Friday 17 July 2015

REVIEW: Ant-Man


This new superhero film has committed the cardinal sin of being boring - or at least, much more boring than it should have been. Originally helmed by Edgar Wright, but ousted by Marvel executives in favour of Yes Man director Peyton Reed, the troubled transition has sucked most of the wit and charm from the project, leaving only a plethora of special effects and the occasional joke that feels laboured on delivery. Paul Rudd is Scott Lang, a burglar recruited by Michael Douglas' surprisingly flat mad scientist Hank Pym, who has developed a suit that will shrink Lang down to a minuscule size - one might say, to the size of an ant.
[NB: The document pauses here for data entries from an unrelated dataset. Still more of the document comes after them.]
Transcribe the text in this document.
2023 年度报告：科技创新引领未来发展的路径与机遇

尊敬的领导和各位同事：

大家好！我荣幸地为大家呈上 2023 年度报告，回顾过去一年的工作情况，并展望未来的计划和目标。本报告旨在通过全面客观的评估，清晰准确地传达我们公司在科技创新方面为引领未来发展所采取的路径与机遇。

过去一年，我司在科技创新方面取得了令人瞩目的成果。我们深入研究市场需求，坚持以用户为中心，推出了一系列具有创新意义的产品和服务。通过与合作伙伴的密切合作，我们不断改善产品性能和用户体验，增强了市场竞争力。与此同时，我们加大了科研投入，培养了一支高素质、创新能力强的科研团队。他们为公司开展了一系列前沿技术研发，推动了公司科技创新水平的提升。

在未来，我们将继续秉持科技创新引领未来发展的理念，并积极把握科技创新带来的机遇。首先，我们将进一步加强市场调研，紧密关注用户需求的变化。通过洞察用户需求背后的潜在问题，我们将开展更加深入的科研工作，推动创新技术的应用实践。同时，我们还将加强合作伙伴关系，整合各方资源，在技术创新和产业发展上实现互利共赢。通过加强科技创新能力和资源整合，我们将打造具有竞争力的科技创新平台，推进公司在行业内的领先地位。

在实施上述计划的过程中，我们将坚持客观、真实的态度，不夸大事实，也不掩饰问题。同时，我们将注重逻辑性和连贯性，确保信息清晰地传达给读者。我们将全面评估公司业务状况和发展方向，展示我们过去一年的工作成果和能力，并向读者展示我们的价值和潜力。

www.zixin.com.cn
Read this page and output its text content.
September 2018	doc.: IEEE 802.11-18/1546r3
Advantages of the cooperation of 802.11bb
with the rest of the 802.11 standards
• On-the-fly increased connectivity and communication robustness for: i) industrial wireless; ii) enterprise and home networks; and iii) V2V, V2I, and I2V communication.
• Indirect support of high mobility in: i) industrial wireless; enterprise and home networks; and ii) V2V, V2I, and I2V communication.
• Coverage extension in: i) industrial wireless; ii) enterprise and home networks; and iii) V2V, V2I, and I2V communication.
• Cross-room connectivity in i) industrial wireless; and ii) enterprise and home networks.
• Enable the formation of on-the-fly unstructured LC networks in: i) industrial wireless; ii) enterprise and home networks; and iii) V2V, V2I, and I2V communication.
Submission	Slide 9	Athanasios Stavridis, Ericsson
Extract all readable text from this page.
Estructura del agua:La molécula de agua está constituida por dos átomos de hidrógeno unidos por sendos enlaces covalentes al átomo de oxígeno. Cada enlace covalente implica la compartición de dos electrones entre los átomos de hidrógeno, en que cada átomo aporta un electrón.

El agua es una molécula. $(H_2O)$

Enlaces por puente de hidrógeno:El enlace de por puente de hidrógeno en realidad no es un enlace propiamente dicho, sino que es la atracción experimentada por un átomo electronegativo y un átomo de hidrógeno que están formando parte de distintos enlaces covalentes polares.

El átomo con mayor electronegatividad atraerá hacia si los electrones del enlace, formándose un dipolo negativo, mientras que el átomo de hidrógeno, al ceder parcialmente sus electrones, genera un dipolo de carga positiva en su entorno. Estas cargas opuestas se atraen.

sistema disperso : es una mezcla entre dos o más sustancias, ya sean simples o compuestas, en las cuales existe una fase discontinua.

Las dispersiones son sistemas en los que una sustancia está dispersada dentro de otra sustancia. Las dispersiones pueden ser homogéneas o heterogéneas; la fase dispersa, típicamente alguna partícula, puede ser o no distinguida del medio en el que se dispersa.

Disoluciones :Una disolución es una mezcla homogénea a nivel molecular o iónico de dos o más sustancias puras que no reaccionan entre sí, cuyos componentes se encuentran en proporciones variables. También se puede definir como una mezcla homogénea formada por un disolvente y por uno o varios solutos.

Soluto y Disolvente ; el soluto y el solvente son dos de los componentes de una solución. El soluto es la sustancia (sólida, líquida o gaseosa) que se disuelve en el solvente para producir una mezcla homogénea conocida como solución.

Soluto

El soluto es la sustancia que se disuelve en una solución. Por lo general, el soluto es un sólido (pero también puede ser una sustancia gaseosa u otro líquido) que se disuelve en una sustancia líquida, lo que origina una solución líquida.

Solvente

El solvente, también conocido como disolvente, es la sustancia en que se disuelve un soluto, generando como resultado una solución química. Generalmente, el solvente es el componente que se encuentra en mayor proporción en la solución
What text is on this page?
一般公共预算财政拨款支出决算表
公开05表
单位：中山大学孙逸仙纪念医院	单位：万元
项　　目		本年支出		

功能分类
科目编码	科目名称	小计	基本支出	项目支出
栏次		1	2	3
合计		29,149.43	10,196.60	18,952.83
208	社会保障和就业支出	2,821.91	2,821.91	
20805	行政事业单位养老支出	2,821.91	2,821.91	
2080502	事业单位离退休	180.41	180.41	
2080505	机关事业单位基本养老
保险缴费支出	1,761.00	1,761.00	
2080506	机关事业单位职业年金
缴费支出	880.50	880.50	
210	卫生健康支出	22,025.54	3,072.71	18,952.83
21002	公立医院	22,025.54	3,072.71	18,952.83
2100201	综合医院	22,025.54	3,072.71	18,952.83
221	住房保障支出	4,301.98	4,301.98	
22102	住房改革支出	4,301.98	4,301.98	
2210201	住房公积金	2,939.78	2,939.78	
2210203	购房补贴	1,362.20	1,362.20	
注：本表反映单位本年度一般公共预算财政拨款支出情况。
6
This gives him a bit of super-strength (as is par for the course in these things) and he uses his magic to break into a laboratory run by the one-dimensionally evil warmonger Darren Cross (Corey Stoll), who has developed a suit of his own. There are flashes of brilliance in its script - Michael Peña's monologues, an imaginative climax in a child's bedroom - and Paul Rudd is fine, but Reed has little ability to effectively deliver the material, so it mostly comes off as bland and uninspired. If anything, it's too American, too cooperate - it needed that British spark of self-depreciation to really come alive. A shame, really.